The American Civil Liberties Union was formed in January 1920 by Roger Baldwin. Baldwin, a social worker and native of Boston, moved to St. Louis from Boston in 1906 where he taught the first course in sociology at Washington University; was the first director of the Self-Culture Hall, a neighborhood settlement house founded by the Ethical Society of St. Louis; served as secretary of the St. Louis Civic League, an organization of urban progressives; worked successfully for progressive reform of the juvenile court system and counseled pacifists at the outbreak of the First World War. Baldwin stated, “When I read of the British conscientious objectors in the war,” he recalled, “I knew I was one of them.”

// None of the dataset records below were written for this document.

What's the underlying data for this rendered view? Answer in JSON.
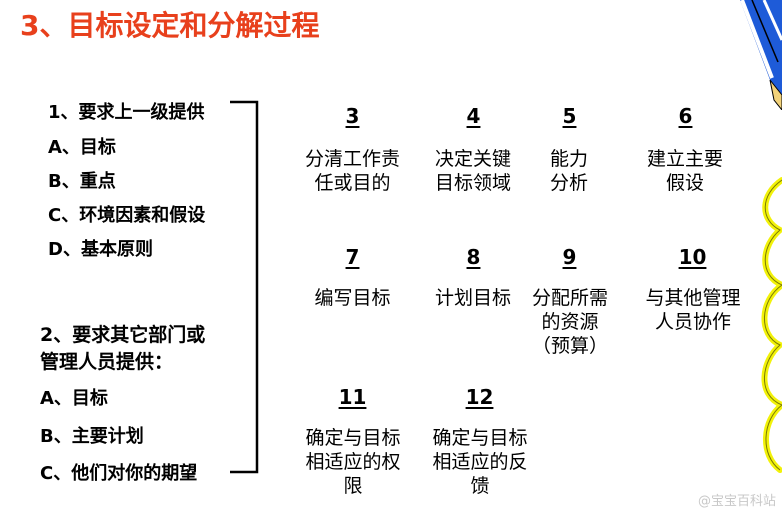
{
  "title": "3、目标设定和分解过程",
  "left_group1": {
    "heading": "1、要求上一级提供",
    "items": [
      "A、目标",
      "B、重点",
      "C、环境因素和假设",
      "D、基本原则"
    ]
  },
  "left_group2": {
    "heading_line1": "2、要求其它部门或",
    "heading_line2": "管理人员提供：",
    "items": [
      "A、目标",
      "B、主要计划",
      "C、他们对你的期望"
    ]
  },
  "steps": [
    {
      "num": "3",
      "text": "分清工作责\n任或目的"
    },
    {
      "num": "4",
      "text": "决定关键\n目标领域"
    },
    {
      "num": "5",
      "text": "能力\n分析"
    },
    {
      "num": "6",
      "text": "建立主要\n假设"
    },
    {
      "num": "7",
      "text": "编写目标"
    },
    {
      "num": "8",
      "text": "计划目标"
    },
    {
      "num": "9",
      "text": "分配所需\n的资源\n（预算）"
    },
    {
      "num": "10",
      "text": "与其他管理\n人员协作"
    },
    {
      "num": "11",
      "text": "确定与目标\n相适应的权\n限"
    },
    {
      "num": "12",
      "text": "确定与目标\n相适应的反\n馈"
    }
  ],
  "watermark": "@宝宝百科站",
  "colors": {
    "title": "#e8401c",
    "decor_blue": "#1e5bd8",
    "decor_yellow": "#f2f20a"
  }
}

In 1916 Roger Baldwin joined the St. Louis affiliate of the American Union Against Militarism (AUAM) and in the spring of 1917 he resigned his position with the Civic League and moved to New York in order to donate his services to the AUAM national directing committee. In May of the same year, Baldwin organized the Bureau for Conscientious Objectors as a sub-agency of the AUAM to advise objectors about legal technicalities and in other ways provide legal or economic assistance. Due to ideological differences, Baldwin’s organization broke away from the AUAM and became the National Civil Liberties Board, an independent association.

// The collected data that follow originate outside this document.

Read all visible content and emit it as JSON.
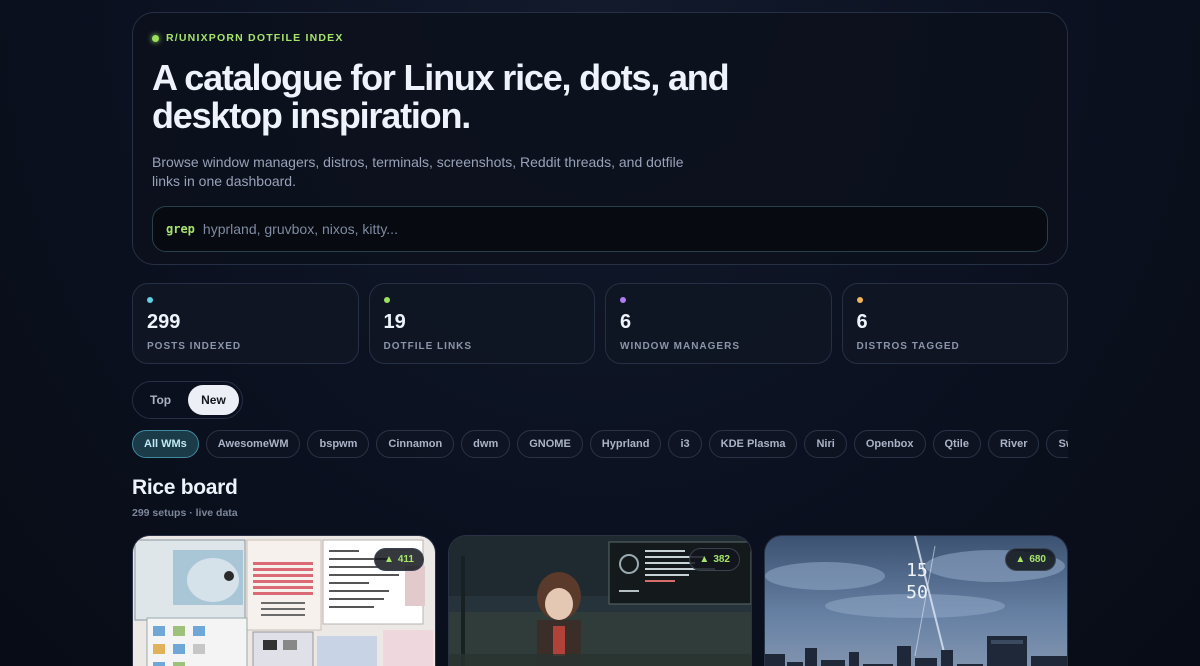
{
  "hero": {
    "eyebrow": "R/UNIXPORN DOTFILE INDEX",
    "title": "A catalogue for Linux rice, dots, and desktop inspiration.",
    "subtitle": "Browse window managers, distros, terminals, screenshots, Reddit threads, and dotfile links in one dashboard.",
    "search_prefix": "grep",
    "search_placeholder": "hyprland, gruvbox, nixos, kitty..."
  },
  "stats": [
    {
      "value": "299",
      "label": "POSTS INDEXED",
      "color": "#5fd0e6"
    },
    {
      "value": "19",
      "label": "DOTFILE LINKS",
      "color": "#9be15d"
    },
    {
      "value": "6",
      "label": "WINDOW MANAGERS",
      "color": "#b07cf0"
    },
    {
      "value": "6",
      "label": "DISTROS TAGGED",
      "color": "#f2b45a"
    }
  ],
  "sort": {
    "options": [
      "Top",
      "New"
    ],
    "selected": "New"
  },
  "filters": {
    "selected": "All WMs",
    "items": [
      "All WMs",
      "AwesomeWM",
      "bspwm",
      "Cinnamon",
      "dwm",
      "GNOME",
      "Hyprland",
      "i3",
      "KDE Plasma",
      "Niri",
      "Openbox",
      "Qtile",
      "River",
      "Sway"
    ]
  },
  "board": {
    "title": "Rice board",
    "meta": "299 setups · live data"
  },
  "cards": [
    {
      "score": "411",
      "arrow": "▲"
    },
    {
      "score": "382",
      "arrow": "▲"
    },
    {
      "score": "680",
      "arrow": "▲",
      "clock": "15\n50"
    }
  ]
}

In the fall of 1918, just as the war was about to end, Baldwin went to prison for eight months for violating the draft law. He was released in 1919 and in 1920 was instrumental in the organization of the American Civil Liberties Union.

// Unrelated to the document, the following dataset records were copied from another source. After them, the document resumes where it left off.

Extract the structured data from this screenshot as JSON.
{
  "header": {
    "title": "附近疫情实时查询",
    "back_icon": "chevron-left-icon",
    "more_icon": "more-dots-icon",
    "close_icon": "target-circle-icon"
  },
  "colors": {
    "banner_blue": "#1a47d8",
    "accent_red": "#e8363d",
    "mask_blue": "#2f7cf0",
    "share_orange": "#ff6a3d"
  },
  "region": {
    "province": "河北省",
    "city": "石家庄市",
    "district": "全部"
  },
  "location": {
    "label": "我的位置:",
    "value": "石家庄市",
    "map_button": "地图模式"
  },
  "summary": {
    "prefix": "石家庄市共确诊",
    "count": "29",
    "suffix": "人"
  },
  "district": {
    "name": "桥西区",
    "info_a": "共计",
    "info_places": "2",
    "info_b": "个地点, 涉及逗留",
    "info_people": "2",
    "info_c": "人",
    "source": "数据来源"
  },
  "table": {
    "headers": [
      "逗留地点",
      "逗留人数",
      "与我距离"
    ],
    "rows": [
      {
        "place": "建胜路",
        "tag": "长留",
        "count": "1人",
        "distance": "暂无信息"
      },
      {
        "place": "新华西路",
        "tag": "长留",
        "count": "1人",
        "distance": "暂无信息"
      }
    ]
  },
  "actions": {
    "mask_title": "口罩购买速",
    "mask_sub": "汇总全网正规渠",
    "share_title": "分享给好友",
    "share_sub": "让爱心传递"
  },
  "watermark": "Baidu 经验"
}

In that same year, a small group of St. Louisans formed the St. Louis Civil Liberties Committee (StLCLC), described as a "permanent non-profit, non-partisan organization devoted to defending the liberties guaranteed by the Bill of Rights." The StLCLC's 1936 Constitution lists its purpose as the furtherance of the cause of freedom of speech, writing, publication, assembly and thought by all legitimate means; the protection of the legal rights of individuals in respect to such instances as may be deemed worthy; the promotion or opposition of legislation and other official action bearing upon civil liberties; and cooperation to the fullest extent possible with the American Civil Liberties Union in such of its activities as meet with the approval of the StLCLC.

The StLCLC changed its name to the American Civil Liberties Union of Eastern Missouri (ACLU-EM) in 1968.

On Oct. 1, 2013, the ACLU-EM became the ACLU of Missouri and now has responsibility for the entire state.